The Clearview School Division revisited the AED purchase question at the school board meeting last Thursday, and this time the board came to a decision.
During the Nov. 28 meeting, the trustees voted to table discussion of the AED purchase until Dec. 12.
Trustee John Schofer was once again outspoken against the purchases, while Yvette Cassidy wanted to the board to provide schools with AEDs.
“I’d rather see teachers in front of students than an AED hanging on the wall,” Schofer said.
“If a school feels they need one, they can purchase them from their budget.”
He also brought up concerns about maintenance for the machines.
“It’s the same battery you put in your radio,” Cassidy replied.
Cassidy made a motion at the last meeting to purchase AEDs for Coronation high school and Gus Wetter School in Castor.
She suggested those two schools because William E. Hay in Stettler has two already, and she believes the remainder of the division’s high schools should have AEDs because older students are more likely to need them. That motion was voted on last Thursday and carried, with Schofer, Dave Goodwin and Staci Gerlitz opposed.
Each unit will cost about $2,500.
“We appreciate it (the purchase),” said Gus Wetter principal Daram van Oers.
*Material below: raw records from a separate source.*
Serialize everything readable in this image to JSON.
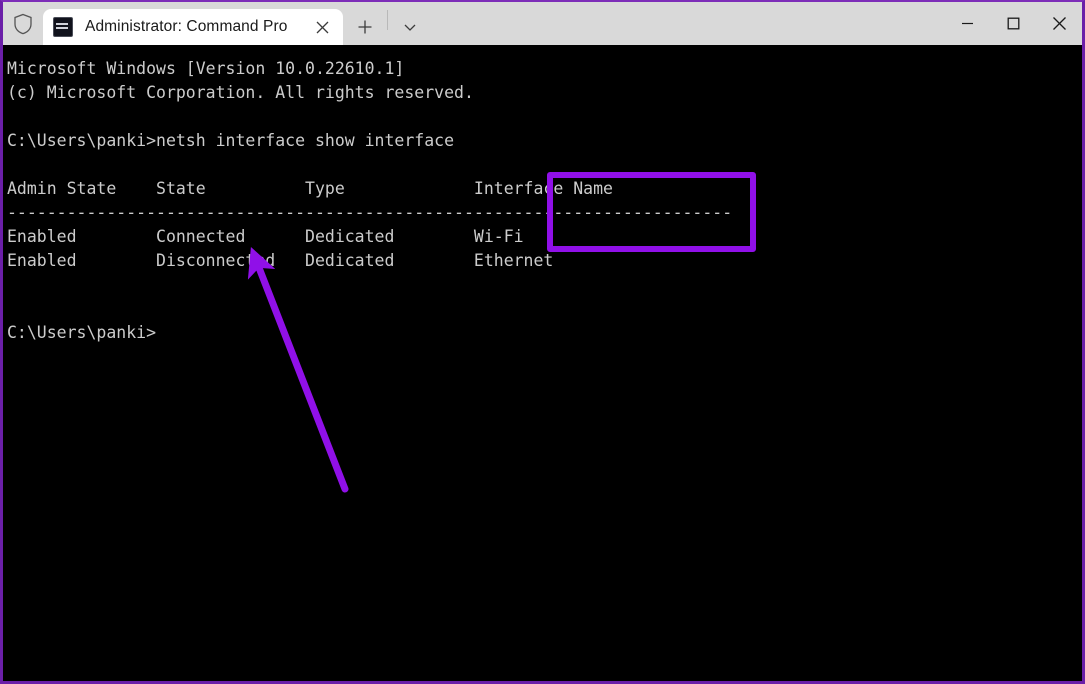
{
  "window": {
    "titlebar": {
      "shield_icon": "shield-icon",
      "tab": {
        "icon": "terminal-icon",
        "title": "Administrator: Command Pro",
        "close_icon": "close-icon"
      },
      "new_tab_icon": "plus-icon",
      "dropdown_icon": "chevron-down-icon",
      "minimize_icon": "minimize-icon",
      "maximize_icon": "maximize-icon",
      "close_icon": "close-icon"
    },
    "colors": {
      "window_border": "#6b1fa8",
      "titlebar_bg": "#d9d9d9",
      "tab_bg": "#ffffff",
      "terminal_bg": "#000000",
      "terminal_fg": "#cccccc",
      "annotation": "#9010e8"
    }
  },
  "terminal": {
    "lines": [
      "Microsoft Windows [Version 10.0.22610.1]",
      "(c) Microsoft Corporation. All rights reserved.",
      "",
      "C:\\Users\\panki>netsh interface show interface",
      "",
      "Admin State    State          Type             Interface Name",
      "-------------------------------------------------------------------------",
      "Enabled        Connected      Dedicated        Wi-Fi",
      "Enabled        Disconnected   Dedicated        Ethernet",
      "",
      "",
      "C:\\Users\\panki>"
    ],
    "command": "netsh interface show interface",
    "prompt": "C:\\Users\\panki>",
    "table": {
      "headers": [
        "Admin State",
        "State",
        "Type",
        "Interface Name"
      ],
      "rows": [
        [
          "Enabled",
          "Connected",
          "Dedicated",
          "Wi-Fi"
        ],
        [
          "Enabled",
          "Disconnected",
          "Dedicated",
          "Ethernet"
        ]
      ]
    }
  },
  "annotations": {
    "highlight_box_label": "interface-name-column-highlight",
    "arrow_label": "connected-state-arrow"
  }
}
Cassidy is also happy the motion passed. “I think it is great and a very good start. No matter what I feel, we have an obligation to provide safe environments for our kids and $2,500 seems like such a nominal price for something that could save a life.”.
The decision comes only several weeks after William E. Hay purchased two AEDs out of its own budget, costing the school about $4,000.
After a student with a heart condition came forward to ask about the purchase of an AED, the school talked to the school board and was told the purchase was the individual school’s decision.
William E. Hay principal Norbert Baharally said this week that he will mention it to the board now that the motion was carried for Gus Wetter and Coronation high schools to receive their own AEDs.
“Definitely, I will ask the question with regards to that,” he said Monday. “I’m not sure if those other schools had the same message we got — that it was a school decision.”